To test how this place cell retrieval deficit related to spatial navigation abilities, the authors (Barnes et al., 1997) compared water maze data from 98 young and 93 aged rats (these rats were different individuals than those recorded). After four days of training, the young rats quickly found the hidden platform almost every time, whereas the aged rats sometimes found it and sometimes had much longer search paths. The variability of the aged rats was not due to between-rat differences, but rather each aged rat had good performances and bad performances. Together these data suggest that the aged rats sometimes got lost; that is, their place cells failed to recall the correct spatial representation, and this caused them to search incorrectly for the water maze platform.
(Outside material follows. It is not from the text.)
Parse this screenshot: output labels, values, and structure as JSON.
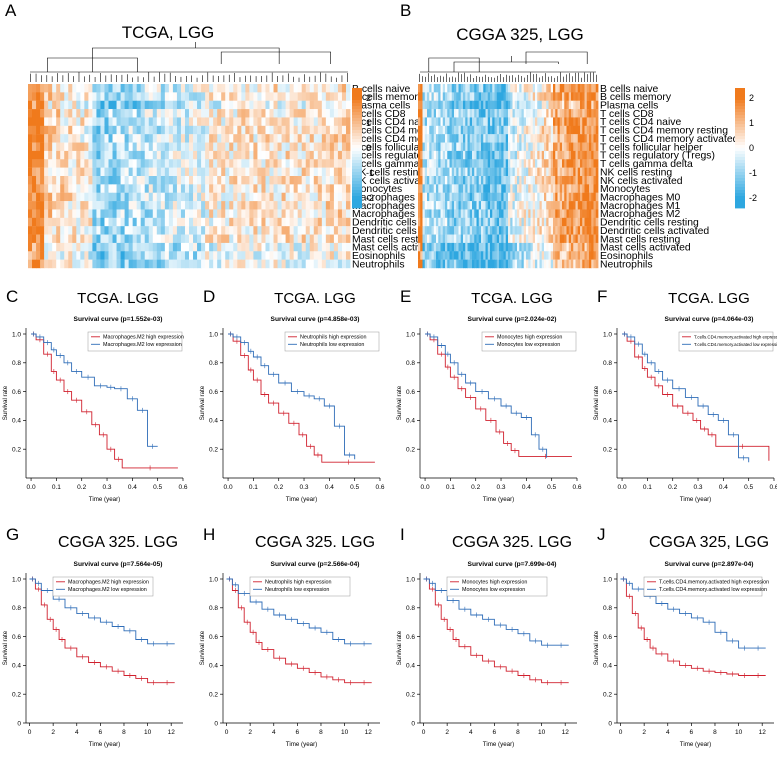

In addition to difficulties encoding and retrieving place cell memories, aged rats are not as capable as young rats at making appropriate updates to their place cell representations during a continuous experience. Rosenzweig et al. (2003) recorded place cells of young and aged rats as they were actually performing a spatial navigation task. This cleverly designed experiment manipulated the relationship between external cues and self-motion cues. The goal location on a linear track remained constant with respect to the external visual cues, but the start box was shifted for each trial causing the walking distance to the goal location to vary. On each trial place fields were initially determined by the self-motion cues, and successful performance entailed a switch in the control of place fields from self-motion cues to external landmark cues well before the goal area was reached (Gothard et al., 1996). Young rats successfully updated their spatial representations, whereas many aged rats failed to update their representation to the relevant spatial information and therewith failed on the task. Furthermore, the learning of a goal location correlated strongly with how readily the place fields of the rats were adjusted into control by spatial cues.
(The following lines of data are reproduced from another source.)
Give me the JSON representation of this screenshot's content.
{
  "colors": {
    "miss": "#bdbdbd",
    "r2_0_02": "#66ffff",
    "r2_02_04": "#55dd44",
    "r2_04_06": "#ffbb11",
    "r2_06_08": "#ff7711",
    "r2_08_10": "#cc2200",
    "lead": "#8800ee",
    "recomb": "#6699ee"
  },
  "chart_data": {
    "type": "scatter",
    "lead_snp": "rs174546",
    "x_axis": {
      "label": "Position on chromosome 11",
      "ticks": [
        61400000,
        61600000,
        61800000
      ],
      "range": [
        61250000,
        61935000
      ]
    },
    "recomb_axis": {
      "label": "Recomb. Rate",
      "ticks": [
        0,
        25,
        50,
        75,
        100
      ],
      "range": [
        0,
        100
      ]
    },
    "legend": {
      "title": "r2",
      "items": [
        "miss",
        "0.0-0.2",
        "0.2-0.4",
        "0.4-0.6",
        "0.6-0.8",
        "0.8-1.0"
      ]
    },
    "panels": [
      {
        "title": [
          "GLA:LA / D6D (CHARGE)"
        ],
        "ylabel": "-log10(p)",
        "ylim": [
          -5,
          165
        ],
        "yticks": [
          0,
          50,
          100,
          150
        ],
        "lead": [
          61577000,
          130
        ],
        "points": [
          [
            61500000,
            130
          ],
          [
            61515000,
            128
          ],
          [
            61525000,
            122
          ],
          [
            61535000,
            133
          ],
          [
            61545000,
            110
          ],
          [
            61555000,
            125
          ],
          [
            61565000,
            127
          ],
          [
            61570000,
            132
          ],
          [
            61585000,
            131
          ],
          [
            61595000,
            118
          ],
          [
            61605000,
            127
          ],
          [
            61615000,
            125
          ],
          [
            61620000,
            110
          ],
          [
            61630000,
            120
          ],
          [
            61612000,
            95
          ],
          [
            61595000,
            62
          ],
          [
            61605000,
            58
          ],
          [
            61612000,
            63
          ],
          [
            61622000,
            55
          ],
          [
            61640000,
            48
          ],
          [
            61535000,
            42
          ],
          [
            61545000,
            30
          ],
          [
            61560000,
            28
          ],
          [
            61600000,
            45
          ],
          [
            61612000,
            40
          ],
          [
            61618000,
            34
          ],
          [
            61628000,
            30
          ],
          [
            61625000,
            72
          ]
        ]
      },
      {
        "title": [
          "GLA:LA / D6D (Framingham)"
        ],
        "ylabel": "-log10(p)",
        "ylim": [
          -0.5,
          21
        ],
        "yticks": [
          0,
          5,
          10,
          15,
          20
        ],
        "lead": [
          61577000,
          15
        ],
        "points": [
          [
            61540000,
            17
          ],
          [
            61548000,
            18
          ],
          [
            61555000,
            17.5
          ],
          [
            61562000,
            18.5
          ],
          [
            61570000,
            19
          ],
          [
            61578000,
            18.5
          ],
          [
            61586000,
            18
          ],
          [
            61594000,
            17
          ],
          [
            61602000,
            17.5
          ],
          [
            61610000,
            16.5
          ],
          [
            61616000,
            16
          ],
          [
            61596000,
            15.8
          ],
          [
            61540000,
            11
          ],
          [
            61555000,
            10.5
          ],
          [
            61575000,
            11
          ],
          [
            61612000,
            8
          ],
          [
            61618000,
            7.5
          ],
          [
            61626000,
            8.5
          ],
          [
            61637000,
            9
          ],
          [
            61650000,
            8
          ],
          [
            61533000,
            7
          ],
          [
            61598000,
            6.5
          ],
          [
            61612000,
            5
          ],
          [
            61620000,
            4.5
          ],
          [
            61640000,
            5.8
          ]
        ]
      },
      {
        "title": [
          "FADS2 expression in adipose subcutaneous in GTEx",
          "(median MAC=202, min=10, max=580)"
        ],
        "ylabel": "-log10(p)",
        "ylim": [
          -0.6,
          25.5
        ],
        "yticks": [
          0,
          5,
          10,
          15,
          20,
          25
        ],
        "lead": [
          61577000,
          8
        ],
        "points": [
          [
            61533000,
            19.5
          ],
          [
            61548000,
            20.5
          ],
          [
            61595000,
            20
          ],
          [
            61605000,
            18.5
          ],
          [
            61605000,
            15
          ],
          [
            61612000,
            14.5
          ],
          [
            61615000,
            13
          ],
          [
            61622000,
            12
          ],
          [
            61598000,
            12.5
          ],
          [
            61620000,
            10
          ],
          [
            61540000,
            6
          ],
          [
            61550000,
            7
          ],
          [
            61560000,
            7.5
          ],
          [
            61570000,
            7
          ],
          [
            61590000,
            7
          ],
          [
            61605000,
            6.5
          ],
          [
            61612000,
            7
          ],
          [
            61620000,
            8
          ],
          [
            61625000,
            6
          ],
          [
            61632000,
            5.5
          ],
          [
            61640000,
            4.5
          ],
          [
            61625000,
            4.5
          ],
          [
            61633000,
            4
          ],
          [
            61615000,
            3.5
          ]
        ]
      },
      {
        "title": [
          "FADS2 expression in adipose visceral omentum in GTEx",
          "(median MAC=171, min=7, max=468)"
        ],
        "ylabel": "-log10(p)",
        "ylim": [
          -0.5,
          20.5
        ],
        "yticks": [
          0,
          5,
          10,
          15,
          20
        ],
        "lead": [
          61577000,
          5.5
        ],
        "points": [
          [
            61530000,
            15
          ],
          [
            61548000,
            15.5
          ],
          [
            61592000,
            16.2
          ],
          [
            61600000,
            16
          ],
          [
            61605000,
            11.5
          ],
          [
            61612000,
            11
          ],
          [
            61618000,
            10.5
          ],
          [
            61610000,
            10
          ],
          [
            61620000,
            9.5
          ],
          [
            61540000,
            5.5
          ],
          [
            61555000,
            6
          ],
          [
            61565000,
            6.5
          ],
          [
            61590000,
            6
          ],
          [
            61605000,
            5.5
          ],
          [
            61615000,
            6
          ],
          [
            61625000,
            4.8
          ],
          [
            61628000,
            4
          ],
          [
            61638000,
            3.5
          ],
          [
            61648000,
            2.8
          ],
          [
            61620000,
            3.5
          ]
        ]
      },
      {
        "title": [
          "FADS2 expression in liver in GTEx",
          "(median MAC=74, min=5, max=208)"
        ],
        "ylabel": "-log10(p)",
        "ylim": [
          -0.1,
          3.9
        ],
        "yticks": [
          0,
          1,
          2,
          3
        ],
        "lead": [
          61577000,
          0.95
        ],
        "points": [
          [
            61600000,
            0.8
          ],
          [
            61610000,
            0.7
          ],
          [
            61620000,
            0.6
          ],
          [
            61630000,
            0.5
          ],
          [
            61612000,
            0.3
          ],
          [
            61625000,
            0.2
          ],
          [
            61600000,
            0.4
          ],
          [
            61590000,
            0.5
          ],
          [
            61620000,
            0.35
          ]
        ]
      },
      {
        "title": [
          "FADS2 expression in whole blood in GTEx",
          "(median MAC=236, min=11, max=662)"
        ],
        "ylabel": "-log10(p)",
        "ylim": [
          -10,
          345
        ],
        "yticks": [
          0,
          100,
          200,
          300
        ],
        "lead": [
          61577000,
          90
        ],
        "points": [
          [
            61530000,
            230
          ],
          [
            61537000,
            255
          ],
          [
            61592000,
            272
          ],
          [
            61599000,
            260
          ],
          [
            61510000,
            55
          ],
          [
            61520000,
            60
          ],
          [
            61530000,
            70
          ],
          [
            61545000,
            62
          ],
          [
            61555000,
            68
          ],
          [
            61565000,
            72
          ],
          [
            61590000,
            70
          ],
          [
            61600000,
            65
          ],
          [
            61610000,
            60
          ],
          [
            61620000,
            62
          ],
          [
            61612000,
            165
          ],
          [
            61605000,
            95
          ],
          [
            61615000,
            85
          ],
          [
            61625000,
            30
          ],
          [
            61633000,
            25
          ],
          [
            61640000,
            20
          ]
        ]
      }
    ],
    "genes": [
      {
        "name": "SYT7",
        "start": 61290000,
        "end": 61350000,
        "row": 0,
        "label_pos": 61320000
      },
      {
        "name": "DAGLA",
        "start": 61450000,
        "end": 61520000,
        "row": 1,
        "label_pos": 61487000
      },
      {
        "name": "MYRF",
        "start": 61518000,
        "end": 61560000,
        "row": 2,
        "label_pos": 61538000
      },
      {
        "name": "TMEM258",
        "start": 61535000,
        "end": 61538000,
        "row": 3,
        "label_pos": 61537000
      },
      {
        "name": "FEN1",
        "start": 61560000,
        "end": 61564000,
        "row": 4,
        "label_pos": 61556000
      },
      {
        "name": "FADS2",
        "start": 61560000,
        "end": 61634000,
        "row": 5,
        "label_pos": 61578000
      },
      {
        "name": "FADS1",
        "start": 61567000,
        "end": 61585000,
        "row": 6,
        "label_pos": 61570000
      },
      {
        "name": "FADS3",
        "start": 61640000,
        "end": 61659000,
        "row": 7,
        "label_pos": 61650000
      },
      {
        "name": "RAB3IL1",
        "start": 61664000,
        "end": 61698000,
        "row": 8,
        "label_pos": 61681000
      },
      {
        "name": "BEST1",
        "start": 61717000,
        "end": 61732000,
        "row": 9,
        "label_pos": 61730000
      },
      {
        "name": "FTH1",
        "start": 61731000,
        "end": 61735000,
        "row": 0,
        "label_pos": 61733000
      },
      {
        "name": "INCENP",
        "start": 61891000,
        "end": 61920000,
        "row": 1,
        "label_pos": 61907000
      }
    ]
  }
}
This chapter has been intended to provide only examples of how place cells can be a useful tool for aging research; for more complete reviews of the aging place cell literature, please see Rosenzweig and Barnes (2003) and Wilson (2005). The experiments discussed here do serve to illustrate a rising theme from the literature: the hippocampus of aged rats is impaired in the processing of external environmental information. Under different demands on memory processing, this manifests itself in different forms (Wilson et al., 2004). Aged place cells that fail to change despite new environments allow us to see failures during encoding. The multistability of aged place cells upon return to a familiar environment allows us to see failures during recall. Aged place cells that do not readily adjust from self-motion to external landmark control allow us to see failures during updating of the representation. Place cells, therefore, provide a powerful window into the workings of memory in the aged hippocampus.